I’m having a love affair with Uber.
But let’s be clear — I’m not in love with Uber.
With over 1.5 million apps vying for your heart in the app store alone, there are likely a handful of digital experiences you’ve fallen for. We freely toss around love for Twitter, Game of Thrones, Google Maps or whatever else is trending.
We can’t help it, we love to love! When it comes to our hearts however, we aren’t as uninhibited. The likes, pluses, stars and hearts continue piling up, but is the love of a brand’s million followers, or the adoration of hundreds of thousands of passionate cat video fans, the same as the love we feel for each other? Similarly to the way we evaluate a fling versus an infatuation, we can draw the line between experiences we love to like, and like to love.
Sternberg’s popular Triangular Theory classifies the three unique dimensions necessary for true love as: intimacy, commitment and passion. If a relationship contains trust and intimate knowledge, long-term dependency, and a magnetic draw, then it’s the real deal. Based on Sternberg’s theory, but reconsidered for digital, there is a triangle of criteria that can be used to determine if a digital experience is simply liked, or sincerely loved.
Does it understand me?
Like Google Now, it knows me well, maybe even better than I know myself, and like the Chase banking app, I trust it with intimate details.
Could I replace it with the next best thing if it disappeared tomorrow?
It’s habitual, like checking The Weather Channel in the morning, and reciprocal, like commenting on Yelp. Dependency develops over time, continuously adding exclusive value to the experience.
Do I crave it?
There’s a certain magic to true love that comes from a deep-set desire. Like Tinder’s gamified “swipe right” feature to confirm potential suitors, loved experiences capture users’ attention, surprise them, and leave them wanting more.

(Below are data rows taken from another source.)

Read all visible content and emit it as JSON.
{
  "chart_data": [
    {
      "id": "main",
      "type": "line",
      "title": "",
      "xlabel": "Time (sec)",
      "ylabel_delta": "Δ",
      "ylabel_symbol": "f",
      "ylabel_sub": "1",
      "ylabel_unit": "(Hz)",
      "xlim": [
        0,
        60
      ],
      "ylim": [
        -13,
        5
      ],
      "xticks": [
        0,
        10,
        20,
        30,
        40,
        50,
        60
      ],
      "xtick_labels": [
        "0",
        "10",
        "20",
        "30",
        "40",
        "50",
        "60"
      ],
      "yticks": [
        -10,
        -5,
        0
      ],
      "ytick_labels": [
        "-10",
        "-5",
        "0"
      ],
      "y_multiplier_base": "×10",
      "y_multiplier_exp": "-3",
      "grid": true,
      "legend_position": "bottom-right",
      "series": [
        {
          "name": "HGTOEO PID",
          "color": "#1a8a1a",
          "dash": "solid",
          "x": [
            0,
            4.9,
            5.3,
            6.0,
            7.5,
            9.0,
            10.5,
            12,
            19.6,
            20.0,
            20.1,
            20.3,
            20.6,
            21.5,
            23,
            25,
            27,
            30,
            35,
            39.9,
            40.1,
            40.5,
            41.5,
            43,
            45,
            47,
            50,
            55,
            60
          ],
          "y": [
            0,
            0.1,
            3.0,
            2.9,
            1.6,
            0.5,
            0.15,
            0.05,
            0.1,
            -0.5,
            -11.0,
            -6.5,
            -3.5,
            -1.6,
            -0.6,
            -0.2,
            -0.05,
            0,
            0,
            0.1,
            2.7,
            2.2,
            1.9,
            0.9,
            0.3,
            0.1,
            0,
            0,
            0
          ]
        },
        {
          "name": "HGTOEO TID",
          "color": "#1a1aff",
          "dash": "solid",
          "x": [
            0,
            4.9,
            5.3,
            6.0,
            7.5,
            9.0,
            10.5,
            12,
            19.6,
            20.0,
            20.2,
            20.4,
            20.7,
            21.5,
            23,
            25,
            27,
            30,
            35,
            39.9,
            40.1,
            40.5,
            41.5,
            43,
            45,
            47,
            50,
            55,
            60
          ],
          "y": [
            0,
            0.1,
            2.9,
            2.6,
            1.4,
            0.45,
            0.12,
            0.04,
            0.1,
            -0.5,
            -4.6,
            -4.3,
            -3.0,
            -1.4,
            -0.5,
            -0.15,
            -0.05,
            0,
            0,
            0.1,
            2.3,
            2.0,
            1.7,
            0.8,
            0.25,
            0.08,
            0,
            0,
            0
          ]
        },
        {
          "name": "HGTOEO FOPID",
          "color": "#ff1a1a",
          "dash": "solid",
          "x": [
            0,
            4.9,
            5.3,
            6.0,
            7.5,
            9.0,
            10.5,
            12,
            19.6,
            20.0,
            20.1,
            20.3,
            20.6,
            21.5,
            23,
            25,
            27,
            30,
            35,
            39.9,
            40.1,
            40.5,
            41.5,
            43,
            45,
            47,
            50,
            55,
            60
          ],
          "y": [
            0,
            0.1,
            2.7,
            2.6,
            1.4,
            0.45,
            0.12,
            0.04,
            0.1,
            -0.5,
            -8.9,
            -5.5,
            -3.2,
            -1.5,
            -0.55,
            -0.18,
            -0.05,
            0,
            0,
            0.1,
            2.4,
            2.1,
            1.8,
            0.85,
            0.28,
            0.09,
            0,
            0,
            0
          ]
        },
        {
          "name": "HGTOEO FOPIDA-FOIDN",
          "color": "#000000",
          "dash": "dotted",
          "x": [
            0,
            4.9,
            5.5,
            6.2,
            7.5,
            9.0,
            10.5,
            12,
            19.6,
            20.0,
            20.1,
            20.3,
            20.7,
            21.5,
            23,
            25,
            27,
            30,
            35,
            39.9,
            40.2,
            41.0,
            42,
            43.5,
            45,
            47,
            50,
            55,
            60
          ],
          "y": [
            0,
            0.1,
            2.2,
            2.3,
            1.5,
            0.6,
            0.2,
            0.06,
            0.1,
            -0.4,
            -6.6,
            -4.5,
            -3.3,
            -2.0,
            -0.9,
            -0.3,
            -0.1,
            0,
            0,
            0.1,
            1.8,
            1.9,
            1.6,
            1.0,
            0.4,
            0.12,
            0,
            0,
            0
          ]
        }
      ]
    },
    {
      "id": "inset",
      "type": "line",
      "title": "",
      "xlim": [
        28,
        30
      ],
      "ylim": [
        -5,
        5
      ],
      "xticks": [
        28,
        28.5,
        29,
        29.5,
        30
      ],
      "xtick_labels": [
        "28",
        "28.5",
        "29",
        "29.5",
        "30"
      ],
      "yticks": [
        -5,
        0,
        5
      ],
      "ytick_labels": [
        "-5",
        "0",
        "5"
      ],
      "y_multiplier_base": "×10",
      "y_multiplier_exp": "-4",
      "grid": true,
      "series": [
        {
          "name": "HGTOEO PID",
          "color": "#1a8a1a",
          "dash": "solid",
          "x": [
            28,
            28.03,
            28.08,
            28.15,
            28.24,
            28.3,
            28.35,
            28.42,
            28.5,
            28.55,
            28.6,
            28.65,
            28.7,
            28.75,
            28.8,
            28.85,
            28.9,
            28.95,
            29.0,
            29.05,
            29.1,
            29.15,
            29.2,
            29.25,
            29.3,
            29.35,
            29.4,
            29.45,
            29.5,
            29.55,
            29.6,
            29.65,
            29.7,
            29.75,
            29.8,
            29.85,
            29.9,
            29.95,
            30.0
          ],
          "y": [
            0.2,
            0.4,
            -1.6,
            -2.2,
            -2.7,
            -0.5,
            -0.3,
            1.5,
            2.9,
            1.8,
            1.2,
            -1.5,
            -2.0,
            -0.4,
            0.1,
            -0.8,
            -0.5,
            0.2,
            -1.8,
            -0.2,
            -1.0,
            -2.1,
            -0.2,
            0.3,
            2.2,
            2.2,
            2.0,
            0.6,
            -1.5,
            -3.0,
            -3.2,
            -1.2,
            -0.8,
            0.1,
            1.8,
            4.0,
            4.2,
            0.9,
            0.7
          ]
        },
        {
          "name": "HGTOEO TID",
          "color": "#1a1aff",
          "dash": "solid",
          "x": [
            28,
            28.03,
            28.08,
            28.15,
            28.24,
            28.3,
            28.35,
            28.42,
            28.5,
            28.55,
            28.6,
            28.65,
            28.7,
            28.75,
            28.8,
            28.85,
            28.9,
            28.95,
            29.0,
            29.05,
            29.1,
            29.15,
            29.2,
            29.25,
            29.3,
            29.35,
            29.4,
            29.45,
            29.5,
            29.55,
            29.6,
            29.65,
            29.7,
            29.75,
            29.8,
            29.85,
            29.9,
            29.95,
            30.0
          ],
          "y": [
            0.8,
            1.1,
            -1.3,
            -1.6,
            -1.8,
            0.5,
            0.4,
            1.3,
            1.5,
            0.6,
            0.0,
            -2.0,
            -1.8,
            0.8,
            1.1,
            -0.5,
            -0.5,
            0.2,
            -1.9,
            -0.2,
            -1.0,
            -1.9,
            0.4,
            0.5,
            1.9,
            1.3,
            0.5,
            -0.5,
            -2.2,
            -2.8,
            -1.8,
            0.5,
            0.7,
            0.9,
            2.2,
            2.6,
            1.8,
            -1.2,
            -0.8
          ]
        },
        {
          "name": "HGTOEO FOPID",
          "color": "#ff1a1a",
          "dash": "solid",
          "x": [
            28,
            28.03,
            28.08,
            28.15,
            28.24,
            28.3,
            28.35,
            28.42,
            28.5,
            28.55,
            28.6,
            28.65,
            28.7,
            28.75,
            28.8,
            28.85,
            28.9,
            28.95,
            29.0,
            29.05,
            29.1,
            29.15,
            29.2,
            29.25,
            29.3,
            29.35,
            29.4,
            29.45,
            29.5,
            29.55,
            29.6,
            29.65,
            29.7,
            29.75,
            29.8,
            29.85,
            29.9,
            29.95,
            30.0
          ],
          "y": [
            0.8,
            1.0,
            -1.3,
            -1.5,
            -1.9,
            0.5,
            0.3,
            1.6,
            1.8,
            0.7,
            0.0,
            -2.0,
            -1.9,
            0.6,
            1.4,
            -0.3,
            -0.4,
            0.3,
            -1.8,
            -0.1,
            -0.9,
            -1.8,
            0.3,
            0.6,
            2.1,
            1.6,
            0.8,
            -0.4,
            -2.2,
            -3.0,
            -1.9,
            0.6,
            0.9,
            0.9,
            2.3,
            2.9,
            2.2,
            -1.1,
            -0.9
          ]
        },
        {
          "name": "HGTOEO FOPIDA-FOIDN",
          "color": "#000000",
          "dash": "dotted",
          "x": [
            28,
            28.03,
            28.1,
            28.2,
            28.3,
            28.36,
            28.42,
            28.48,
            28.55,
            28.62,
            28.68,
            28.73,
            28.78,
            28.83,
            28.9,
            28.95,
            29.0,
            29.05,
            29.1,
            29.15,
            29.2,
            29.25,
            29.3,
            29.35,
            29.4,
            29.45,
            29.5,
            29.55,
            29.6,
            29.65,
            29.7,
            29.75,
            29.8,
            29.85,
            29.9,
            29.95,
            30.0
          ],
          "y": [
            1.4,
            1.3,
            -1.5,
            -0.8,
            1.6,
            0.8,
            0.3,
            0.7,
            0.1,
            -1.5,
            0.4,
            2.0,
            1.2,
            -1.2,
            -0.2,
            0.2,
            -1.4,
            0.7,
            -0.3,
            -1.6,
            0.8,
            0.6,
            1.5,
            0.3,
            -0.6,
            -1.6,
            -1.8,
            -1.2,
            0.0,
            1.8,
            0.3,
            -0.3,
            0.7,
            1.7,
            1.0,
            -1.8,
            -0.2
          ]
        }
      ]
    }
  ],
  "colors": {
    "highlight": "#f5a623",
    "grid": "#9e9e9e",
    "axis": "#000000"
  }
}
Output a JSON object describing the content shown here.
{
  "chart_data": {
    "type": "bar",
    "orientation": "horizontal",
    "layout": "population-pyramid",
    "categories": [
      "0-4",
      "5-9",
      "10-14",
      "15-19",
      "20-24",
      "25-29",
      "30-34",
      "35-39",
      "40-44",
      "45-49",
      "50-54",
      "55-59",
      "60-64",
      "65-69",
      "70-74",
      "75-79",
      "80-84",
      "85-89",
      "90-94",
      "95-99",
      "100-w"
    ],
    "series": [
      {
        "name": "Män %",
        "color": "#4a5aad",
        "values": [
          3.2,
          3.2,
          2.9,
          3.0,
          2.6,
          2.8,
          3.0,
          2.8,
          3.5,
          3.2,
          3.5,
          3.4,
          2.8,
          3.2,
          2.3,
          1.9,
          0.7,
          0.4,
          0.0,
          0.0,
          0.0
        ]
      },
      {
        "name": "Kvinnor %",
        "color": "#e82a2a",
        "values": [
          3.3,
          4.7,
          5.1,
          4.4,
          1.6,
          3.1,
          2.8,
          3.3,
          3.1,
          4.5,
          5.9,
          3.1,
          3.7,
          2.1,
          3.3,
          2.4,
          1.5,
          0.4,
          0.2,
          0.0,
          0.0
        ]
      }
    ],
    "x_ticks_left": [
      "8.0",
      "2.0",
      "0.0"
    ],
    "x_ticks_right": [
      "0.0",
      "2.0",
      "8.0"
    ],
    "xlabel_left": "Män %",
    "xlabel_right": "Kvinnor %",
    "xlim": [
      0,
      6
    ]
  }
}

While this may seem simple, it’s surprising how many of the experiences we claim to love don’t measure up. OpenTable is highly useful for making dinner reservations, but do you feel passionately drawn to any of its features? Shazam provides instant song-gratification, but has it earned your loyalty yet?
My fling with Uber is a textbook whirlwind romance. The app is easy on the eyes, feels personalized and exclusive, and is seamless to use. As we jet around the globe together, it does a great job getting me where I need to be, regardless of the city, country or even continent.
It’s highly desirable and even a bit naughty — like I’m cheating on my cabbie. In a bold display of trust, I share my credit card number and home address without hesitation. But like any good love affair, there are no strings attached. Nothing keeps me dependent on Uber. Should a new ride service with enhanced features arrive on my street, I wouldn’t hesitate to make the switch. Like Romeo and Juliet, we’re destined for downfall.
Now think about something that’s nearly invisible, yet we’d be lost without it. Of the world’s approximate 4.5 billion daily web queries, 78 percent are run through Google. That type of market share doesn’t happen accidentally.
Google search consistently delivers the results we want, and it’s easy to forget that in that in a fraction of a second, Google scans over 60 trillion web pages and prioritizes them in order of individualized relevance. This customization is thanks to a highly personal relationship that we’ve developed with Google over time.
Between daily doodles, the delightfully random “I’m Feeling Lucky” button, or even the moments that autocomplete alone teaches you something new, Google turns mundane into magical. It’s an empathetic, dependable and desirable experience. There’s a reason you don’t see people “Yahoo it.”